O de Marcos é um Evangelho escrito com uma pressa quase desesperada. Poderíamos dizer que tem apenas dois atos. Certamente não há prólogo em Belém. Não há tempo para isso. No seu primeiro ato, Marcos precisa que os seus ouvintes reflitam novamente sobre quem era Jesus, o Filho de Deus no meio de nós, mas alguém que rejeitou todas as expectativas que tínhamos do Messias.
Jesus nunca reivindica claramente nossos títulos para si mesmo. No entanto, ele vem entre nós como alguém que perdoa pecados, como alguém a quem até os ventos e o mar obedecem. Ele pastoreia Israel; ele caminha sobre o mar; e ele faz os surdos ouvirem e os mudos falarem. Ele vem procurar figos na árvore da fé e não os encontra.

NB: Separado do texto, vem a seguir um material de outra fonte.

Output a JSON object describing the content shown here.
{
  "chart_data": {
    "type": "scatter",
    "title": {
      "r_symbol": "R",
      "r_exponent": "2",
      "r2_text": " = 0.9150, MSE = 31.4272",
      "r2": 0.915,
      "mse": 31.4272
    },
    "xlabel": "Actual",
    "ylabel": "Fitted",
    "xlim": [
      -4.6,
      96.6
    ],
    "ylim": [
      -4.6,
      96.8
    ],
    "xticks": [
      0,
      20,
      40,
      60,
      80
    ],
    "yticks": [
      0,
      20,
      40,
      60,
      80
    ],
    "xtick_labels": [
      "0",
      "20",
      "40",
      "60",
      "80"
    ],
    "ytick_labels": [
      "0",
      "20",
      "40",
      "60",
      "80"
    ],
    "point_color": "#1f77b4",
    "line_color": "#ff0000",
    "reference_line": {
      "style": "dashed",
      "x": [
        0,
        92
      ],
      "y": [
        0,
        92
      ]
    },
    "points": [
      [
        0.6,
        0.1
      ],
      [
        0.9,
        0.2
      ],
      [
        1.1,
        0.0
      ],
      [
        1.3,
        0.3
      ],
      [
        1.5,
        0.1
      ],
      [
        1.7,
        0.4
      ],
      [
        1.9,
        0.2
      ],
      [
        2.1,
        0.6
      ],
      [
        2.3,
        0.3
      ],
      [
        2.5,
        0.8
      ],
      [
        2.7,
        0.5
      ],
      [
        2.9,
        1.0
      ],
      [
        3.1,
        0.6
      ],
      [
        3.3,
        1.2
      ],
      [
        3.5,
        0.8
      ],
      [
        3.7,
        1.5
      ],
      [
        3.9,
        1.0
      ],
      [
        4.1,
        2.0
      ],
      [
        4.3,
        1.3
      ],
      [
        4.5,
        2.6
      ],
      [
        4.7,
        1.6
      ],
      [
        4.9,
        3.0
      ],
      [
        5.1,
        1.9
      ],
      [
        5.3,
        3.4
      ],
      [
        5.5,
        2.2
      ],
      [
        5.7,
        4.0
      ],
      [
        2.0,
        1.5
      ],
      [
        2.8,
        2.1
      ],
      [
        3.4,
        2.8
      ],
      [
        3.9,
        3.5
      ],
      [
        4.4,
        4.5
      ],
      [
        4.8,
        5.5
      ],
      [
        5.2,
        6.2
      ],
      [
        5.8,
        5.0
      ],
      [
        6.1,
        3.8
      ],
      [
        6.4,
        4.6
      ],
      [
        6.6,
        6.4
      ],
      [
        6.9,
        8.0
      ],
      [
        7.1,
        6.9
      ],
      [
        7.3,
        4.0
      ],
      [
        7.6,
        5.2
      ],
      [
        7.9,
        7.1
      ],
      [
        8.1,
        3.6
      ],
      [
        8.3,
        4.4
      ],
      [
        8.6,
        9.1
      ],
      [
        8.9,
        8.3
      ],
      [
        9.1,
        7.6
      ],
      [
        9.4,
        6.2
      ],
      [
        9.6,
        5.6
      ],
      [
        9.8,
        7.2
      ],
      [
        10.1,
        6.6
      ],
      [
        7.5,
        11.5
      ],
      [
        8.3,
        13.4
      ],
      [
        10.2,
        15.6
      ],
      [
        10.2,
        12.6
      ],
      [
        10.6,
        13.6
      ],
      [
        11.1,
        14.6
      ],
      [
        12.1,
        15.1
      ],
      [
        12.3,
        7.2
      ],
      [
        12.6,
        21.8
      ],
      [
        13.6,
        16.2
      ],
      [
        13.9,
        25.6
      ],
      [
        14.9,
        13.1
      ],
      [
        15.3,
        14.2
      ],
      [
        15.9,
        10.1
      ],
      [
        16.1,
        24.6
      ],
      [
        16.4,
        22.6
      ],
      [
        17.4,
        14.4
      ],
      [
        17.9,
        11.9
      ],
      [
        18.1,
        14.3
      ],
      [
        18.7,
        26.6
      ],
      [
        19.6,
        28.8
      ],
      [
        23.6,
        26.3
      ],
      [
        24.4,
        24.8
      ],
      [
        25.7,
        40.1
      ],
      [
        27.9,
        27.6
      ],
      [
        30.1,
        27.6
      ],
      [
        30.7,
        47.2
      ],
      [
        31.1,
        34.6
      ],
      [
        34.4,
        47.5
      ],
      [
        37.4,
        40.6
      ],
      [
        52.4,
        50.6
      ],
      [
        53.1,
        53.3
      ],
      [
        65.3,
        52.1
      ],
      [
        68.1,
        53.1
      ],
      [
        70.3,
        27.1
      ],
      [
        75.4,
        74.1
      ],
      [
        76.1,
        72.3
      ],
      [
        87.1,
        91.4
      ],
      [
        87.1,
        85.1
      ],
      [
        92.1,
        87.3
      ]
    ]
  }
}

Os líderes judeus não conseguem reconhecer quem estava no meio deles, mas os seus primeiros discípulos ficam igualmente confusos. Imediatamente depois de ele alimentar as multidões, elas reclamam sobre de onde virá a próxima refeição. Marcos não quer que sua comunidade cometa o mesmo erro. Nós não entendemos Jesus. Achamos que o temos, pensamos que o entendemos, mas não o entendemos. A este respeito, Cristo está destruindo as nossas expectativas. Mas ele é, não obstante, o próprio Deus de Israel no meio de nós e – não importando as circunstâncias do seu nascimento – veio entre nós para morrer.
Disso Marcos tem certeza. Na narrativa da Paixão, segundo ato do Evangelho, Marcos fala do cumprimento das Escrituras (14,48-49). Jesus não morre apesar da vontade do Pai. O Pai deseja claramente que esta morte venha sem demora.
O profeta Zacarias escreveu:
Golpeie o pastor para que as ovelhas sejam dispersas (13:7).
Marcos não precisa desculpar o Deus de Israel pela morte de Jesus. Não! Sua morte é o grande ato de Deus na história. Em obediência arduamente conquistada, o Jesus de São Marcos coloca a responsabilidade por sua morte aos próprios pés do Pai.
“Todos vocês terão a fé abalada, pois está escrito: ‘Ferirei (Pataxō; Πατάξω) o pastor, e as ovelhas se dispersarão’ (Mc 14,7).
Os tempos são desesperadores e Marcos compôs um Evangelho justamente para estes dias. Tal como os primeiros discípulos, a nossa fé está abalada ou – pior ainda – sonolenta. Somos apanhados em tempos que não compreendemos, dias de escuridão cada vez maior.
No clímax sombrio deste Evangelho, um centurião romano, o próprio inimigo, revela a verdadeira identidade de Cristo. Só ele pode fazer isso porque o viu morrer.
Quando o centurião que estava diante dele viu como ele expirou, disse: “Verdadeiramente este homem era o Filho de Deus!” (15:39).
Mais uma vez, como se estivesse desesperado, Marcos interrompe sua história. No primeiro final do seu Evangelho, até a ressurreição é reduzida a um breve anúncio angélico, que dificilmente se liberta da morte horrível.
Não se surpreenda! Você procura Jesus de Nazaré, o crucificado. Ele ressuscitou; ele não está aqui. Eis o lugar onde o colocaram (16:6).
Por que essa correria frenética? O que Marcos quer de nós? Como os discípulos hoje devem responder? Pois nada mudou fundamentalmente no mundo, e Deus nunca muda. Então, como devemos reconhecer o Cristo que ressuscitou dos mortos e que continua a agir no meio de nós? Novamente, o evangelista atinge seu alvo muito rapidamente.
Esteja atento! Esteja atento! Que ele não venha de repente e te encontre dormindo. O que eu digo a vocês, digo a todos: “Vigiem!” (13:33, 36-37).